Trouble is, you live in a democracy. Other peoples’ opinions matter. You only have the rights that the majority gives you. And a constitution with a built in amendment method provides no absolutes. Here today is no more legitimate than gone tomorrow. There are no rights except those the majority agrees with...more or less. Taking unreasonable positions behind the cold, dead hands banner is in all likelihood not going to end well. It doesn’t have to be that way.
If you are talking about ordinary legislature not affecting constitutional rights, what you say is true. But what you say is actually rights depend on popular support--bollocks. There are far too many Supreme Court decisions that spit in the face of the majority and are not popular, may be unreasonable, and have caused great injustices. It would be more to the point to argue that disfavored rights of the elites are shoveled under and favored rights are celebrated in practicality. Nevertheless, the point does not hold in our system that rights depend on popular votes.

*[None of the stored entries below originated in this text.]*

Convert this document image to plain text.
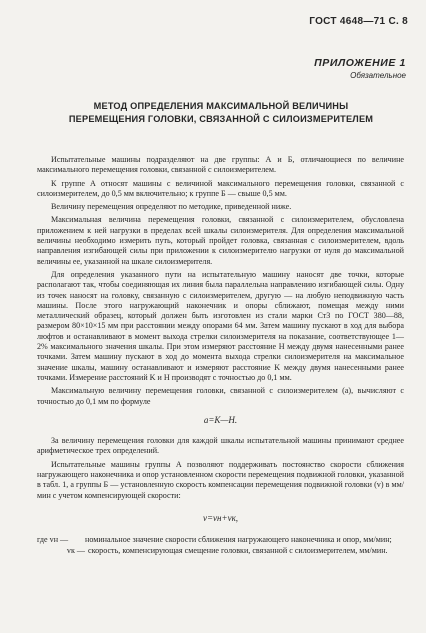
ГОСТ 4648—71 С. 8
ПРИЛОЖЕНИЕ 1
Обязательное
МЕТОД ОПРЕДЕЛЕНИЯ МАКСИМАЛЬНОЙ ВЕЛИЧИНЫ
ПЕРЕМЕЩЕНИЯ ГОЛОВКИ, СВЯЗАННОЙ С СИЛОИЗМЕРИТЕЛЕМ

Испытательные машины подразделяют на две группы: А и Б, отличающиеся по величине максимального перемещения головки, связанной с силоизмерителем.

К группе А относят машины с величиной максимального перемещения головки, связанной с силоизмерителем, до 0,5 мм включительно; к группе Б — свыше 0,5 мм.

Величину перемещения определяют по методике, приведенной ниже.

Максимальная величина перемещения головки, связанной с силоизмерителем, обусловлена приложением к ней нагрузки в пределах всей шкалы силоизмерителя. Для определения максимальной величины необходимо измерить путь, который пройдет головка, связанная с силоизмерителем, вдоль направления изгибающей силы при приложении к силоизмерителю нагрузки от нуля до максимальной величины ее, указанной на шкале силоизмерителя.

Для определения указанного пути на испытательную машину наносят две точки, которые располагают так, чтобы соединяющая их линия была параллельна направлению изгибающей силы. Одну из точек наносят на головку, связанную с силоизмерителем, другую — на любую неподвижную часть машины. После этого нагружающий наконечник и опоры сближают, помещая между ними металлический образец, который должен быть изготовлен из стали марки Ст3 по ГОСТ 380—88, размером 80×10×15 мм при расстоянии между опорами 64 мм. Затем машину пускают в ход для выбора люфтов и останавливают в момент выхода стрелки силоизмерителя на показание, соответствующее 1—2% максимального значения шкалы. При этом измеряют расстояние H между двумя нанесенными ранее точками. Затем машину пускают в ход до момента выхода стрелки силоизмерителя на максимальное значение шкалы, машину останавливают и измеряют расстояние K между двумя нанесенными ранее точками. Измерение расстояний K и H производят с точностью до 0,1 мм.

Максимальную величину перемещения головки, связанной с силоизмерителем (a), вычисляют с точностью до 0,1 мм по формуле

a=K—H.

За величину перемещения головки для каждой шкалы испытательной машины принимают среднее арифметическое трех определений.

Испытательные машины группы А позволяют поддерживать постоянство скорости сближения нагружающего наконечника и опор установленном скорости перемещения подвижной головки, указанной в табл. 1, а группы Б — установленную скорость компенсации перемещения подвижной головки (v) в мм/мин с учетом компенсирующей скорости:

v=vн+vк,
где vн —	номинальное значение скорости сближения нагружающего наконечника и опор, мм/мин;
vк — скорость, компенсирующая смещение головки, связанной с силоизмерителем, мм/мин.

These and the fact that no revolution has yet begun indicate that actually we don't live in a democracy as pointed out above and your post shows little understanding of the nature of rights. They are not predicated upon "Democracy", a "King", nor a "Commissar". Natural rights exist apart from the political system and political systems are set up to protect rights (see social contract theory). Rights are not collective, so that people do not get to vote on who gets what rights and how much, they are individual in nature. Any such vote to limit someone's natural rights represents an act of tyranny--it is not legitimate even though it would be 99 to 1 which represents the bandwagon fallacy in logic in the extreme.
On the rest of it, I strongly suggest that you read the Federalist papers which explains the nature of each provision and why it is there.
For example,
You keep insisting on the amendment procedure as political but it takes 2/3rds vote of EACH House of Congress Plus 3/4 vote of both houses in the states legislatures (Nebraska only has one) affirming the amendment (38 states as of today). That is the nature of a republic where even the popular vote cannot take immediate effect (that is also why we do not have national plebiscites on issues). For that reason, very few actually go through because we are not a democracy (the last proposed successful one involved the right of 18 year olds to vote during the 1970's) --the small states get a vote too--not just the masses in California and New York. That is by design to prevent encroachments on rights.
For example, my 4th Amendment right against unreasonable search and seizure is not up for Congress, the executive, and the state legislature, or even the judiciary to abrogate. Any such action, despite majority approval, represents an act of tyranny.
Instead, your thinking in your post more closely resembles the medieval ideas where rights are subject to the ruler's whims. In your case, Democracy would be the ruling whim. The proper term for that is privileges which are established by law and may be set aside by another ordinary law. There is a reason the Brits rose up against King John and forced a Magna Carta that rejected the idea of rights being dependent on the rulers down his throat at swordpoint and had to reiterate it with various kings until the Glorious Revolution settled the issue in 1688 (as much as anything can be settled).
As a practical matter, I personally find bump stocks and even binary triggers as rather stupid ways of converting ammunition into empty brass. I also believe that these are designed on purpose to circumvent the NFA. On a purely personal note on constitutional law, I believe our current commerce clause jurisprudence to be a mess and an affront to the 10th Amendment and the idea that you can achieve (as did the NFA) the same results by using the taxing power of the government, I find to be a stretch. Recognizing, absent some cataclysm, that neither are likely to change in the near future at the Supreme Court, then the question becomes exactly what is a "machine gun" which is banned by current statute absent NFA registration (which under current law is impossible--thanks Rep. Hughes). Once again, because the Supreme Court is NOT going to overturn the NFA (see stare decisis) in the near future, then as a practical matter, constitutional challenges to the NFA and subsequent statutes won't get anywhere. That leaves whether or not the ATF's actions are a reasonable interpretation of its authority under firearms laws to restrict "machine guns". My prediction is that the courts will go along with that.
However, the massive numbers of these outlawed may result in a successful 5th Amendment challenge that could either grandfather these into legal existence through judicial fiat or force Congress to address the issue.